Platform's Load Sharing Facility (LSF) is the flagship job scheduler that the company sells directly for managing very large grids with up to 48,000 cores and up to 200,000 jobs in the queue stacked up to run on the grid. LSF 8, which was announced in November 2010 and which doubled up the scalability over the prior LSF 7 releases. The product is aimed at electronics, auto, and other manufacturers who need very large grids to run their design simulations.
The Platform HPC tools, by contrast, are aimed at smaller customers with less daunting grids and perhaps a lot less expertise in managing clusters. Rather than sell Platform HPC directly, the stack is sold through OEM partners who brand and push the product as part of their cluster sales. Platform HPC OEMs include Cray, Hewlett-Packard, Fujitsu, and Dell; when the HPC stack was completely open source, Red Hat also OEMed it, but when Platform moved its proprietary LSF scheduler into the stack, Red Hat could not resell it since all of its wares need to be open source.

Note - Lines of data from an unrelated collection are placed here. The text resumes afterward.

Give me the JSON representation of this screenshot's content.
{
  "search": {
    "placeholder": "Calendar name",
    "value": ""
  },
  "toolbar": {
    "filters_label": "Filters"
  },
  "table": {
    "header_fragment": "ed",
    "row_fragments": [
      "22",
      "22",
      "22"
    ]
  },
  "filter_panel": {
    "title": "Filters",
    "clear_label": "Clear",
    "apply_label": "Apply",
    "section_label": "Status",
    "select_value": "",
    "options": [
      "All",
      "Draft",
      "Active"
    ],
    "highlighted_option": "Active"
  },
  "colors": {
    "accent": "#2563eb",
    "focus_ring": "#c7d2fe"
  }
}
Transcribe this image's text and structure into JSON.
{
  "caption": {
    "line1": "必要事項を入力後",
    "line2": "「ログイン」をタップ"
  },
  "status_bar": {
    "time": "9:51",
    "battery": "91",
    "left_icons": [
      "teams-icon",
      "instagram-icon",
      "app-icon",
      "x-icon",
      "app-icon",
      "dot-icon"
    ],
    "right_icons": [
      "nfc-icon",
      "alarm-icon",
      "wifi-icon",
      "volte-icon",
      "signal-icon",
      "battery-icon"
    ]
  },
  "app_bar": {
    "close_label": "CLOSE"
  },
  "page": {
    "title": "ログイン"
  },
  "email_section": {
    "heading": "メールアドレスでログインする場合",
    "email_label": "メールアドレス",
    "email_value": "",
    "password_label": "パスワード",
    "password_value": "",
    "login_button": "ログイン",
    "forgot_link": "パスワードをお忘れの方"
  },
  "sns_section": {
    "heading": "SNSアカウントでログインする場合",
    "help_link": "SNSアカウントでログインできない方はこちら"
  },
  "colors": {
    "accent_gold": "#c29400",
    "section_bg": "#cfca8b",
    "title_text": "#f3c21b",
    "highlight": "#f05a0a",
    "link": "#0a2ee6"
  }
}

Platform HPC 3 is not based on the LSF 8, which is overkill, but on LSF 7 Update 6, which is the most stable release the company has. With the changes that the company has made, including a new GUI that exposes all of the workload, message passing interface (MPI), and cluster management features as well as the provisioning widgets in the underlying stack, Platform reckons that a typical cluster will go up a whole lot faster. William Lu, director of HPC product marketing at Platform, tells El Reg that customers can spend up to two to three months setting up their clusters, but this can be cut down to weeks or days (depending on how much coffee and Jolt you have on hand) using the HPC 3 tool.
This may not sound like a big deal, but on a three-year economic life of a cluster, of you blow three months setting it up using a hodge-podge of open source tools that are not particularly well integrated, you have lost a twelfth of the cluster's value. (That's not a slam on open source, and Platform contributes to various open source projects and has even sold support for bundles of such code in the past.)

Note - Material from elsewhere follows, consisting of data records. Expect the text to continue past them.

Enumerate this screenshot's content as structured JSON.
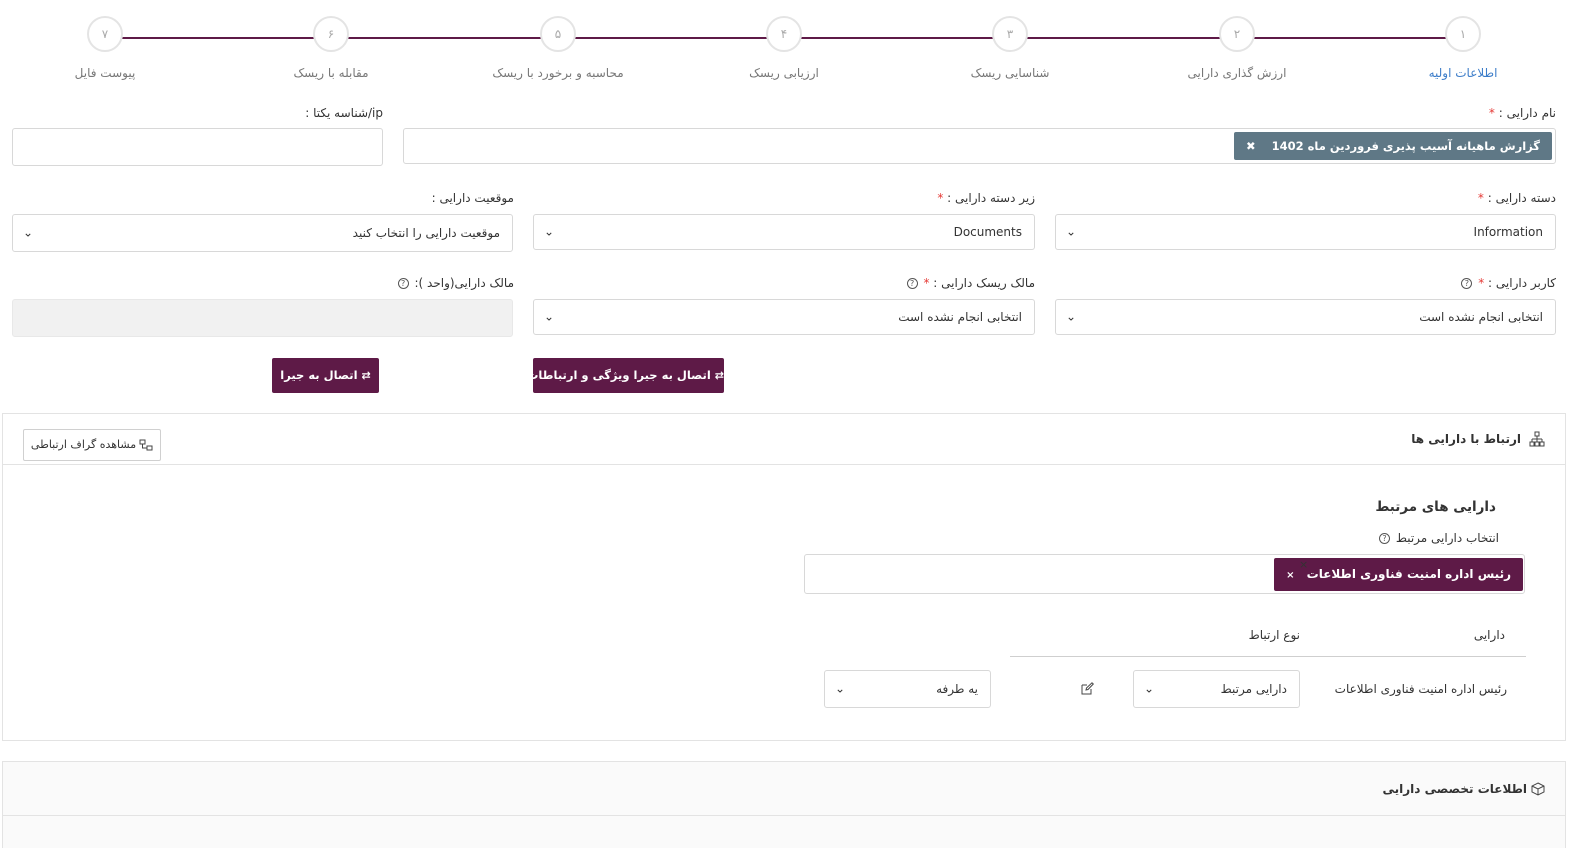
{
  "stepper": {
    "steps": [
      {
        "num": "۱",
        "label": "اطلاعات اولیه"
      },
      {
        "num": "۲",
        "label": "ارزش گذاری دارایی"
      },
      {
        "num": "۳",
        "label": "شناسایی ریسک"
      },
      {
        "num": "۴",
        "label": "ارزیابی ریسک"
      },
      {
        "num": "۵",
        "label": "محاسبه و برخورد با ریسک"
      },
      {
        "num": "۶",
        "label": "مقابله با ریسک"
      },
      {
        "num": "۷",
        "label": "پیوست فایل"
      }
    ],
    "active_index": 0,
    "active_color": "#3d7dc9",
    "line_color": "#5e1a47"
  },
  "form": {
    "asset_name_label": "نام دارایی :",
    "asset_name_tag": "گزارش ماهیانه آسیب پذیری فروردین ماه 1402",
    "asset_name_tag_remove": "✖",
    "unique_id_label": "ip/شناسه یکتا :",
    "unique_id_value": "",
    "category_label": "دسته دارایی :",
    "category_value": "Information",
    "subcategory_label": "زیر دسته دارایی :",
    "subcategory_value": "Documents",
    "location_label": "موقعیت دارایی :",
    "location_value": "موقعیت دارایی را انتخاب کنید",
    "user_label": "کاربر دارایی :",
    "user_value": "انتخابی انجام نشده است",
    "risk_owner_label": "مالک ریسک دارایی :",
    "risk_owner_value": "انتخابی انجام نشده است",
    "owner_unit_label": "مالک دارایی(واحد ):",
    "owner_unit_value": "",
    "required_mark": "*",
    "help_glyph": "?",
    "chevron": "⌄",
    "jira_features_button": "اتصال به جیرا ویژگی و ارتباطات",
    "jira_button": "اتصال به جیرا",
    "link_icon": "⇄"
  },
  "relations_panel": {
    "title": "ارتباط با دارایی ها",
    "title_icon": "sitemap-icon",
    "graph_button": "مشاهده گراف ارتباطی",
    "graph_icon": "graph-icon",
    "related_heading": "دارایی های مرتبط",
    "select_label": "انتخاب دارایی مرتبط",
    "selected_tag": "رئیس اداره امنیت فناوری اطلاعات",
    "tag_remove": "×",
    "clear_glyph": "×",
    "table": {
      "col_asset": "دارایی",
      "col_relation_type": "نوع ارتباط",
      "rows": [
        {
          "asset": "رئیس اداره امنیت فناوری اطلاعات",
          "relation_type": "دارایی مرتبط",
          "direction": "یه طرفه"
        }
      ]
    }
  },
  "specialized_panel": {
    "title": "اطلاعات تخصصی دارایی",
    "title_icon": "cube-icon"
  },
  "colors": {
    "brand_purple": "#5e1a47",
    "tag_gray": "#5f7886",
    "required_red": "#e53935"
  }
}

Time to cluster is not the only thing that Platform says gives it an advantage. Lu claims that the LSF job scheduler can deliver anywhere from 2 to 20 per cent better throughout scheduling jobs on a cluster compared to Grid Engine, OpenPBS, and other grid schedulers, so you get more work done. And the company has tuned the MPI libraries in the HPC 3 stack as well, offering as much as 10 per cent better performance than rival and open MPI alternatives.

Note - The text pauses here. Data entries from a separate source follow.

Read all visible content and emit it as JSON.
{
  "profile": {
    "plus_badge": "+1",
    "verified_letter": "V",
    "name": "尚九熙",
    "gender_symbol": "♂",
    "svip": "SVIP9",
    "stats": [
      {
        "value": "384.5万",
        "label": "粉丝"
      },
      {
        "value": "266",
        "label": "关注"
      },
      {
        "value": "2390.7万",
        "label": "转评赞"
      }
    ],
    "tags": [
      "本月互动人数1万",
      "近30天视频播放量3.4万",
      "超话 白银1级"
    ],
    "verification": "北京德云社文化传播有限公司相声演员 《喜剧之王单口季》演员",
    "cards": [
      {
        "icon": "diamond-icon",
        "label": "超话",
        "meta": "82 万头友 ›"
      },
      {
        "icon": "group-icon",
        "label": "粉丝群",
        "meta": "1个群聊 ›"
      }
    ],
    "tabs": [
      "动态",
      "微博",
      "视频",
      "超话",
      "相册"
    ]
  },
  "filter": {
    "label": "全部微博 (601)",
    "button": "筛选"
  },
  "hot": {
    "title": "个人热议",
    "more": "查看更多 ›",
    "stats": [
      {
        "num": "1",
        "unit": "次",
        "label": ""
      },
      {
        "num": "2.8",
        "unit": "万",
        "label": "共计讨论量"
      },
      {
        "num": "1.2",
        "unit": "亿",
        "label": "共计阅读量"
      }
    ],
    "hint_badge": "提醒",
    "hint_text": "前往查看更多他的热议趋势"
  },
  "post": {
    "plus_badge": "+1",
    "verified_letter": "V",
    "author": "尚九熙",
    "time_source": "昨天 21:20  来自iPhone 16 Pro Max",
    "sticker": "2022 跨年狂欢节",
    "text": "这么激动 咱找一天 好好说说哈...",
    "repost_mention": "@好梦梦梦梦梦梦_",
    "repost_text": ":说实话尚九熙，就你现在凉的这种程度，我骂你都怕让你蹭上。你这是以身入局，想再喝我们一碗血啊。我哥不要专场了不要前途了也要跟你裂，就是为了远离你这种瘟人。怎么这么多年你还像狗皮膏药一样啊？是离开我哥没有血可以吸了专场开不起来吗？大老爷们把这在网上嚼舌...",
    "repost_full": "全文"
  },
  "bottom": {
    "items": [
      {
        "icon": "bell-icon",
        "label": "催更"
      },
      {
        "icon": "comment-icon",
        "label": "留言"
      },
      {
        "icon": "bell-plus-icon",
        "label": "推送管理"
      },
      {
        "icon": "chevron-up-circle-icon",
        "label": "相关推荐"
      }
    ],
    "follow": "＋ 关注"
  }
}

"HPC customers tend to try to bring as many CPUs as possible online and use as much free software as possible," explains Lu. "They haven't including the long learning curve it takes to get such clusters up to full speed. We're starting to see a shift. Customers are looking at both throughout and utilization now. They want to get the cluster up quickly and they want to maintain high throughput throughout the life of the system."
This is not the first GUI that Platform has put into the field. In fact, it is the third generation of the Web interfaces that Platform has put together – this time using Ajax and this time encompassing all, not just some, of the features in the underlying cluster manager.
Platform HPC can provision and manage Linux-based cluster nodes and can also monitor and dual-boot machines that run Microsoft's Windows HPC Server 2008. Most people these days, says Lu, are doing dynamic rebooting anyway because it is so much faster than reprovisioning a node every time the workload changes.
Platform HPC 3 will be available through the company's OEM partners and has a suggested retailed price of $550 per node. ®